The bracketed expression parsing simply parses up to but excluding the first unmatched closed bracket (), }, ]). It is clever enough to ignore brackets in comments or strings.

Custom Delimited Expressions

Find code up to a custom delimiter:

$parser = new CharacterParser();
$section = $parser->parseUntil('foo.bar("%>").baz%> bing bong', '%>');
$this->assertEquals(0, $section->start);
$this->assertEquals(17, $section->end);//exclusive end of string
$this->assertEquals('foo.bar("%>").baz', $section->src);

$section = $parser->parseUntil('<%foo.bar("%>").baz%> bing bong', '%>', 2);
$this->assertEquals(2, $section->start);
$this->assertEquals(19, $section->end);//exclusive end of string
$this->assertEquals('foo.bar("%>").baz', $section->src);

Delimiters are ignored if they are inside strings or comments.

API

parse(str, state = defaultState(), start:0, end: src.length})

Parse a string starting at the index start, and return the state after parsing that string.

If you want to parse one string in multiple sections you should keep passing the resulting state to the next parse operation.

Returns a State object.

parseMax(src,start: 0)

Parses the source until the first unmatched close bracket (any of ), }, ]).
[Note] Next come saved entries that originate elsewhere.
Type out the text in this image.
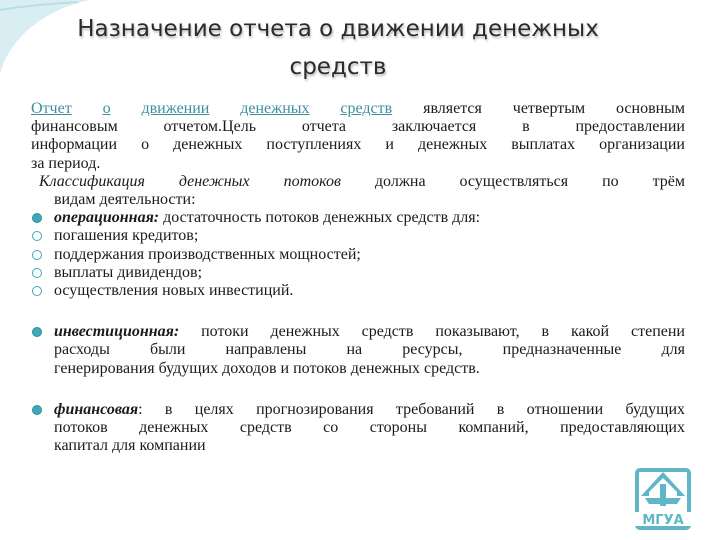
Назначение отчета о движении денежных
средств
Отчет о движении денежных средств является четвертым основным
финансовым отчетом.Цель отчета заключается в предоставлении
информации о денежных поступлениях и денежных выплатах организации
за период.
Классификация денежных потоков должна осуществляться по трём
видам деятельности:
операционная: достаточность потоков денежных средств для:
погашения кредитов;
поддержания производственных мощностей;
выплаты дивидендов;
осуществления новых инвестиций.
инвестиционная: потоки денежных средств показывают, в какой степени
расходы были направлены на ресурсы, предназначенные для
генерирования будущих доходов и потоков денежных средств.
финансовая: в целях прогнозирования требований в отношении будущих
потоков денежных средств со стороны компаний, предоставляющих
капитал для компании
МГУА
It returns an object with the structure:

{
  start: 0,//index of first character of string
  end: 13,//index of first character after the end of string
  src: 'source string'
}

parseUntil(src, delimiter, start: 0, includeLineComment: false)
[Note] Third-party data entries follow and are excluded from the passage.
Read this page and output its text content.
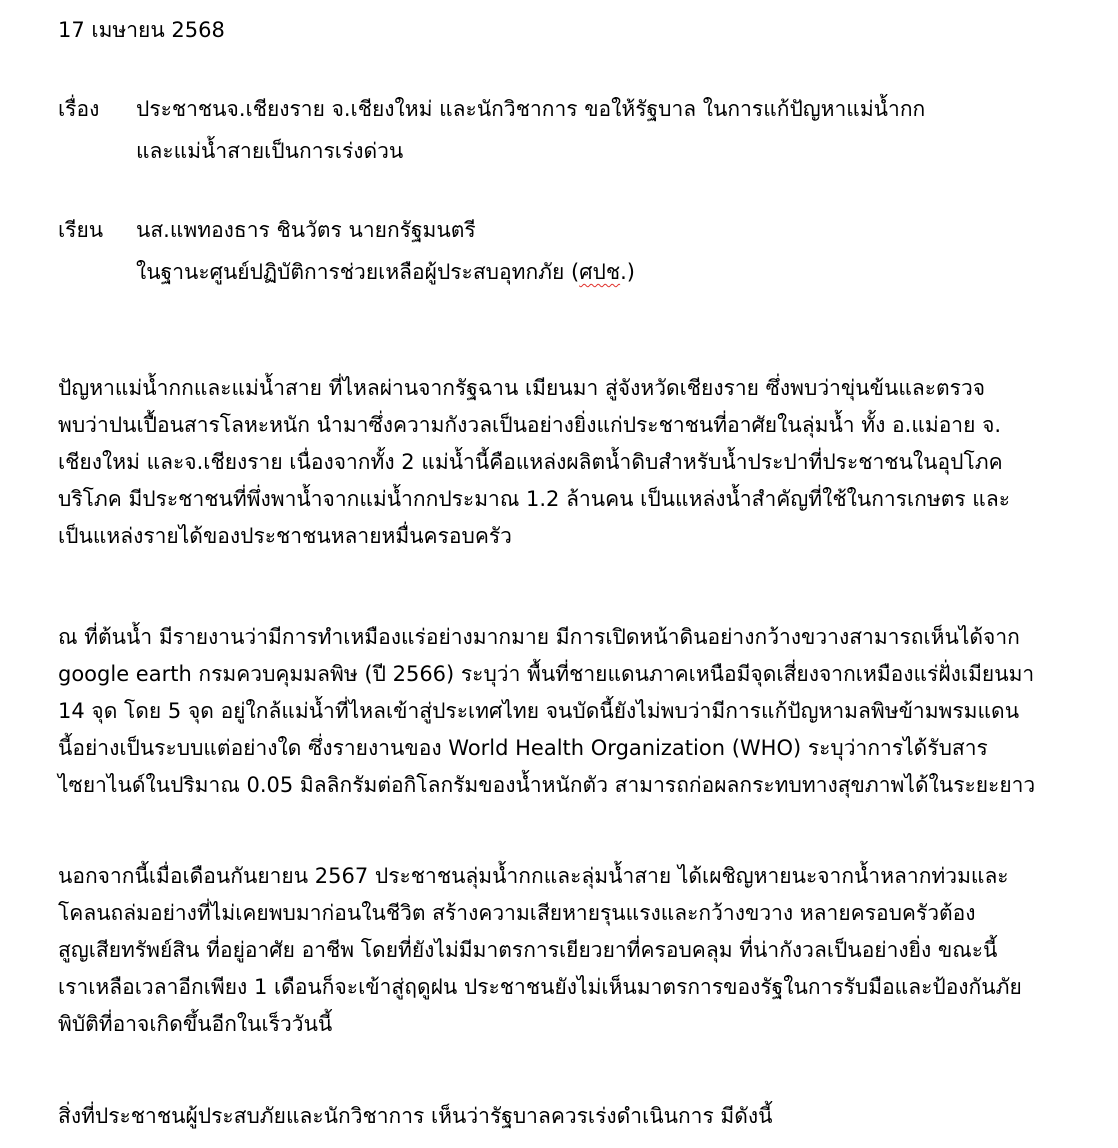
17 เมษายน 2568
เรื่อง ประชาชนจ.เชียงราย จ.เชียงใหม่ และนักวิชาการ ขอให้รัฐบาล ในการแก้ปัญหาแม่น้ำกก
และแม่น้ำสายเป็นการเร่งด่วน
เรียน นส.แพทองธาร ชินวัตร นายกรัฐมนตรี
ในฐานะศูนย์ปฏิบัติการช่วยเหลือผู้ประสบอุทกภัย (ศปช.)
ปัญหาแม่น้ำกกและแม่น้ำสาย ที่ไหลผ่านจากรัฐฉาน เมียนมา สู่จังหวัดเชียงราย ซึ่งพบว่าขุ่นข้นและตรวจ
พบว่าปนเปื้อนสารโลหะหนัก นำมาซึ่งความกังวลเป็นอย่างยิ่งแก่ประชาชนที่อาศัยในลุ่มน้ำ ทั้ง อ.แม่อาย จ.
เชียงใหม่ และจ.เชียงราย เนื่องจากทั้ง 2 แม่น้ำนี้คือแหล่งผลิตน้ำดิบสำหรับน้ำประปาที่ประชาชนในอุปโภค
บริโภค มีประชาชนที่พึ่งพาน้ำจากแม่น้ำกกประมาณ 1.2 ล้านคน เป็นแหล่งน้ำสำคัญที่ใช้ในการเกษตร และ
เป็นแหล่งรายได้ของประชาชนหลายหมื่นครอบครัว
ณ ที่ต้นน้ำ มีรายงานว่ามีการทำเหมืองแร่อย่างมากมาย มีการเปิดหน้าดินอย่างกว้างขวางสามารถเห็นได้จาก
google earth กรมควบคุมมลพิษ (ปี 2566) ระบุว่า พื้นที่ชายแดนภาคเหนือมีจุดเสี่ยงจากเหมืองแร่ฝั่งเมียนมา
14 จุด โดย 5 จุด อยู่ใกล้แม่น้ำที่ไหลเข้าสู่ประเทศไทย จนบัดนี้ยังไม่พบว่ามีการแก้ปัญหามลพิษข้ามพรมแดน
นี้อย่างเป็นระบบแต่อย่างใด ซึ่งรายงานของ World Health Organization (WHO) ระบุว่าการได้รับสาร
ไซยาไนด์ในปริมาณ 0.05 มิลลิกรัมต่อกิโลกรัมของน้ำหนักตัว สามารถก่อผลกระทบทางสุขภาพได้ในระยะยาว
นอกจากนี้เมื่อเดือนกันยายน 2567 ประชาชนลุ่มน้ำกกและลุ่มน้ำสาย ได้เผชิญหายนะจากน้ำหลากท่วมและ
โคลนถล่มอย่างที่ไม่เคยพบมาก่อนในชีวิต สร้างความเสียหายรุนแรงและกว้างขวาง หลายครอบครัวต้อง
สูญเสียทรัพย์สิน ที่อยู่อาศัย อาชีพ โดยที่ยังไม่มีมาตรการเยียวยาที่ครอบคลุม ที่น่ากังวลเป็นอย่างยิ่ง ขณะนี้
เราเหลือเวลาอีกเพียง 1 เดือนก็จะเข้าสู่ฤดูฝน ประชาชนยังไม่เห็นมาตรการของรัฐในการรับมือและป้องกันภัย
พิบัติที่อาจเกิดขึ้นอีกในเร็ววันนี้
สิ่งที่ประชาชนผู้ประสบภัยและนักวิชาการ เห็นว่ารัฐบาลควรเร่งดำเนินการ มีดังนี้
Parses the source until the first occurence of delimiter which is not in a string or a comment. If includeLineComment is true, it will still count if the delimiter occurs in a line comment, but not in a block comment. It returns an object with the structure:

{
  start: 0,//index of first character of string
  end: 13,//index of first character after the end of string
  src: 'source string'
}

parseChar(character, state = defaultState())

Parses the single character and returns the state. See parse for the structure of the returned state object. N.B. character must be a single character not a multi character string.

defaultState()

Get a default starting state.

isPunctuator(character)

Returns true if character represents punctuation in JavaScript.

isKeyword(name)

Returns true if name is a keyword in JavaScript.

State

A state is an object with the following properties

{
  lineComment: false, //true if inside a line comment
  blockComment: false, //true if inside a block comment

  singleQuote: false, //true if inside a single quoted string
  doubleQuote: false, //true if inside a double quoted string
  regexp:      false, //true if inside a regular expression
  escaped: false, //true if in a string and the last character was an escape character

  roundDepth: 0, //number of un-closed open `(` brackets
  curlyDepth: 0, //number of un-closed open `{` brackets
  squareDepth: 0 //number of un-closed open `[` brackets
}

It also has the following useful methods:

  • .isString() returns true if the current location is inside a string.
  • .isComment() returns true if the current location is inside a comment.
  • .isNesting() returns true if the current location is anything but at the top level, i.e. with no nesting.

License

MIT